Sales losses are always an important factor in e-commerce. However, the issue of online fraud fraud and the resulting difficulties and losses are not the only problem here: because an overly restrictive risk management and the risk rules connected to it can create considerable losses and put many customers off – because they’re wrongly classified as fraudsters.
Companies therefore face the enormous difficulty of striking the right balance between not putting their own turnover at risk and nonetheless effectively keeping fraudsters away.
Let’s examine this problem more closely.
The risk rules in e-commerce: fine-tuning is the decisive factor
At first sight, it is of course tremendously important for companies to ban fraudsters from one’s own online shop and to give them no opportunity for fraud. However, for this to work and for the vast majority of fraud attempts to actually be prevented, the company’s risk rules have to be designed so strictly that this can lead to other problems.
Thus, precise fine-tuning plays a decisive role in risk management. Only those who carry out an exact assessment of the risks and find the right approach will benefit from minimised sales losses in the long run. Let’s just take a closer look at both extremes of designing the rules, in order to be able to assess the effects in detail.
Overly lax rules – overly high fraud rates
If the risk solution installed by your company is configured in too lax a way, the result will be a markedly higher incidence of fraud crimes. This usually makes itself felt through a dramatically increase in the number of chargebacks and a large number of unpaid-for goods.
This effect is intensified still further as these overly lax risk rules are also known to the fraudsters, allowing them to absolutely loot your e-commerce business. This results in continual losses, which make themselves felt in (among other things) the assessment of your company by payment service providers, who will now place your online shop in a higher risk category, due to which more customers are basically turned down by the banks. It can take several months to get out of that less favourable risk category again.
So, if the risk rules are designed and implemented too weakly, you will have huge sales losses and a considerable loss of reputation to fear.
Overly strict rules: putting good customers off
However, overly strict risk rules are not a cure-all remedy either. Although it’s true that the measurable sales losses due to fraud are markedly reduced through these measures, you have other problems to contend with. Thus, you can now for example only offer your customers very few, limited payment options and must subject each customer to a comprehensive, exceptionally thorough check before the order.
As a result, not only are many good customers refused trade, but also other customers are put off from buying. Thus, sales losses which you as an entrepreneur are often hard put to counterbalance will arise in another area of your e-commerce business.
If, in particular, the result is that long-standing customers are no longer able to make payments or are only able to pay using one specific payment method, the customer lifetime value of your customers will be dramatically reduced.

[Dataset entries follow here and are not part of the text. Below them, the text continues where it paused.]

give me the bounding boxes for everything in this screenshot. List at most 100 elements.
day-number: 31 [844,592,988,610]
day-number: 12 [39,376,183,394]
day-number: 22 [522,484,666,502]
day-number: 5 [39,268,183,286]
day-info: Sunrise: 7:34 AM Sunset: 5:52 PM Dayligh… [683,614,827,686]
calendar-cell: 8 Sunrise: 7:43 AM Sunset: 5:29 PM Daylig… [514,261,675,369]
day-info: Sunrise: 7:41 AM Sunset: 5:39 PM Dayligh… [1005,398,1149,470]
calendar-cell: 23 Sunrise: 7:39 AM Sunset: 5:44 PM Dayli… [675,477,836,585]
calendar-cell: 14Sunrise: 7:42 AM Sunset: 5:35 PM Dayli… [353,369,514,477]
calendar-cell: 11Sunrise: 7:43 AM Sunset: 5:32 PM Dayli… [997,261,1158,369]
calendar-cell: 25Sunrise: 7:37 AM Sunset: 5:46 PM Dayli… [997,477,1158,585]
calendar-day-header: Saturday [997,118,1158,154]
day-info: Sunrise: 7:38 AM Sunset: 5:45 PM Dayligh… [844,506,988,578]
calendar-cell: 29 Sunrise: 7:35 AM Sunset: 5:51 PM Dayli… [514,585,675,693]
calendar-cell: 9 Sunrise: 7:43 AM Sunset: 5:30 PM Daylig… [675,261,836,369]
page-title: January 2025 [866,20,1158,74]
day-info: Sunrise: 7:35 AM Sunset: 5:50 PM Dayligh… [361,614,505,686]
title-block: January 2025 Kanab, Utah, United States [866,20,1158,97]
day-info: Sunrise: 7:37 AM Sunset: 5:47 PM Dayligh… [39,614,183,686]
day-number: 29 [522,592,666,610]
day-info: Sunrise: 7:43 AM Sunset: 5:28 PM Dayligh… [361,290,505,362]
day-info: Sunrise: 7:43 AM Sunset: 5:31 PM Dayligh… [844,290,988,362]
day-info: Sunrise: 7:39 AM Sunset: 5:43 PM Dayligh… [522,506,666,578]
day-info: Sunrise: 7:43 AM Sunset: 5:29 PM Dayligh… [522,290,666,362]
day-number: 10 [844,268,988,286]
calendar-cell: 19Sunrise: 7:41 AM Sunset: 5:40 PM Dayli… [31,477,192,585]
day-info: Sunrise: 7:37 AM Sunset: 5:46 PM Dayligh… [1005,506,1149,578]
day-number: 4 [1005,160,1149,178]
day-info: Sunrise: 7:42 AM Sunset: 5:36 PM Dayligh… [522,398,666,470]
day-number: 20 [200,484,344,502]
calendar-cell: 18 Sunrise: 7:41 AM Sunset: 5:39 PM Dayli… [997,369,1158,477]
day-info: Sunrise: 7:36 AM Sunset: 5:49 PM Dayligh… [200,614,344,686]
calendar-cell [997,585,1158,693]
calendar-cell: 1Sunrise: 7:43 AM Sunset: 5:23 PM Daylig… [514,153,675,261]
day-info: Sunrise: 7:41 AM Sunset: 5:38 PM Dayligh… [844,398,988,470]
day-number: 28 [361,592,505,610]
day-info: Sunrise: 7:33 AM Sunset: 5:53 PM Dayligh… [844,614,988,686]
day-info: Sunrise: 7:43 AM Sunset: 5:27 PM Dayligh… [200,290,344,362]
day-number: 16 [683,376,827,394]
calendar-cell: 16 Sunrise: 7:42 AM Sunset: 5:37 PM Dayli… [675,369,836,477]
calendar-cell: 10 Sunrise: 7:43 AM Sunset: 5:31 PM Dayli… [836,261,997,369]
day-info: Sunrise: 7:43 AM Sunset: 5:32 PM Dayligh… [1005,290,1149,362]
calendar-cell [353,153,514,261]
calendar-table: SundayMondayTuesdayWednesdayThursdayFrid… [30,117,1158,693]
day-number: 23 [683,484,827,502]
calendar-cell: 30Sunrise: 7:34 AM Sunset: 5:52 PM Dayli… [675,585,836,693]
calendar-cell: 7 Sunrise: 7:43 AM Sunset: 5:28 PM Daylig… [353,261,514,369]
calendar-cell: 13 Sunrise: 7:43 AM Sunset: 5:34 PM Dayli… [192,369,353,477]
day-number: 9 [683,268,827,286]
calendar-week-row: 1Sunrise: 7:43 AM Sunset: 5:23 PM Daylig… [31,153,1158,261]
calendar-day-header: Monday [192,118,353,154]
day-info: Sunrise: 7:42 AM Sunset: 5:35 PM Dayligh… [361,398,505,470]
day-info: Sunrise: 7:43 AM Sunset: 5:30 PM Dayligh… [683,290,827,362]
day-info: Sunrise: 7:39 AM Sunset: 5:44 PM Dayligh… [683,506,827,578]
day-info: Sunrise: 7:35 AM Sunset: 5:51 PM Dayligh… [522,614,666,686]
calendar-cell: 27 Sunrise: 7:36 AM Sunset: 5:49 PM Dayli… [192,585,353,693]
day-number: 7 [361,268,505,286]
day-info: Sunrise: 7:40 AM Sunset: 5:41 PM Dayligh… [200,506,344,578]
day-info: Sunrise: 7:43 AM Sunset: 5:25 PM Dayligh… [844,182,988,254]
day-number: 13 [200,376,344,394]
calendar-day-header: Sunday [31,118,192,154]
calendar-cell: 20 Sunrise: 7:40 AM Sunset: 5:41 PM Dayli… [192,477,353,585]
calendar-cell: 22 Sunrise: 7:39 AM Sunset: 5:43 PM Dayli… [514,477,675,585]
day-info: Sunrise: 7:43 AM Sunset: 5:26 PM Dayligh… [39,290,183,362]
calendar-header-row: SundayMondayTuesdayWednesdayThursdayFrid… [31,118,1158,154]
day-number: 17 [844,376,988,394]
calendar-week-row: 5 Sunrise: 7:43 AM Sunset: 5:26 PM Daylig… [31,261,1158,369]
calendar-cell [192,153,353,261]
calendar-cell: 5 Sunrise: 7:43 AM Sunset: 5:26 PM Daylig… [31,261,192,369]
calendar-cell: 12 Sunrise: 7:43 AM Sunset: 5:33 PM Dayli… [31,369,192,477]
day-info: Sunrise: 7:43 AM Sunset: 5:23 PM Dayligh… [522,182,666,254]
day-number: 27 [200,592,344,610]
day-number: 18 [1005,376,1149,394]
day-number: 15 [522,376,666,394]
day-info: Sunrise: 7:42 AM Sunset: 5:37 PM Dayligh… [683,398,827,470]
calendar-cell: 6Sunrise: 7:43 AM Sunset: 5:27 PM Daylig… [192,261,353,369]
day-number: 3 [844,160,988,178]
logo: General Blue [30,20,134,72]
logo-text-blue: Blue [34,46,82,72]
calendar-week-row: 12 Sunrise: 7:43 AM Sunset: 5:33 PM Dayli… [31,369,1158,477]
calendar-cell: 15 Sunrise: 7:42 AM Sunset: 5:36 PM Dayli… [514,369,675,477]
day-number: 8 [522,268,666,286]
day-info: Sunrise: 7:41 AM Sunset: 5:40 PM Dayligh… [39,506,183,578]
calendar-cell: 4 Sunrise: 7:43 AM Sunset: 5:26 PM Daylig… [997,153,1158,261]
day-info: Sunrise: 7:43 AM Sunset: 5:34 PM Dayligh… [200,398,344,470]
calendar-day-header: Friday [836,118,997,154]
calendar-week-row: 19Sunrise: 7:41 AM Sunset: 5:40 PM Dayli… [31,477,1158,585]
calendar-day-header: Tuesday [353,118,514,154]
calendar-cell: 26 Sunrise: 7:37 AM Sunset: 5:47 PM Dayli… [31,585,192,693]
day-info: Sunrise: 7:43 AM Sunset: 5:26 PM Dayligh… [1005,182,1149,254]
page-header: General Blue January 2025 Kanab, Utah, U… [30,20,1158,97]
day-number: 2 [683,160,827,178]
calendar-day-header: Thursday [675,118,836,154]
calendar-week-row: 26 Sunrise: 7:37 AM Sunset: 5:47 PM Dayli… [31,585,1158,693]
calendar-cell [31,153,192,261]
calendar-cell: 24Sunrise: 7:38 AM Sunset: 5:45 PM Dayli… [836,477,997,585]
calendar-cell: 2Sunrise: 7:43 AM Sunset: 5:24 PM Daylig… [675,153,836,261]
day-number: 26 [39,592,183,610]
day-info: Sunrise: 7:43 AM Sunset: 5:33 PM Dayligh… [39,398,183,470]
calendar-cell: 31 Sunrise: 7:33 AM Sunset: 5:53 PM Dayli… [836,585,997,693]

This situation should be avoided at all costs, as the painstakingly accumulated customer base is one of an online shop’s most valuable assets. Overly strict risk rules are therefore a problem too, and can cause sales losses and even increase them.
Striking the right balance with your risk rules
Basically, it isn’t really possible to reduce fraud in e-commerce to zero. This would only be possible if your own sales figures lay at zero too – because as long as the opportunity to do so exists, there will always be potential customers who harm your e-commerce business through fraud. What you can do, however, is to minimise the sales losses.
To do this, there are risk rules, based on which your risk solution functions. Here, fine-tuning, and thus experience, play a particularly important role in their implementation. The rules must be defined in such a way as to keep the number of fraud opportunities as low as possible, without thereby subjecting your customers to major or noticeable limitations in the purchasing process.
The risk rules must be just restrictive enough to filter out the majority of fraudsters in your e-commerce business and to thwart them without actively putting your customers off. Experience shows that the appropriate designing and fine-tuning of risk rules alone not only minimises sales losses, but simultaneously reduces chargeback rates, without a fall in conversion rates. Quite the contrary, these even often increase, as the optimised rules make your e-commerce business more interesting and attractive for customers, without throwing open the doors to the fraudsters.
Why experience in e-commerce is particularly important
This is, however, a difficult undertaking for many companies. At worst, it takes a very long time to adapt the risk rules little by little and to precisely evaluate the new values. During this time, either the door will be wide open to fraud or customers will be put off.
Many companies in e-commerce therefore rely on proven specialists like anlyx – who, thanks to their experience, are able to optimise the risk rules in a markedly easier and more efficient way. For, as good the different automated risk solutions may be, without targeted fine-tuning by experts many of the results unfortunately still leave much to be desired.
The risk rules must be appropriately adjusted to the company, to its target group and to its experiences with e-commerce fraud in the sector up to now. This is the only way to define rules that optimally fulfil the above requirements.
Summary: Avoiding sales losses and nonetheless deterring fraudsters
In sum, it can be said that the risk rules of the risk solution used must be adjusted in such a way as to effectively deter most fraudsters and nonetheless enable normal customers to carry out a simple e-commerce purchase. Thus, the conversion rate increases without having to reckon with a higher number of chargebacks or other consequences of fraud.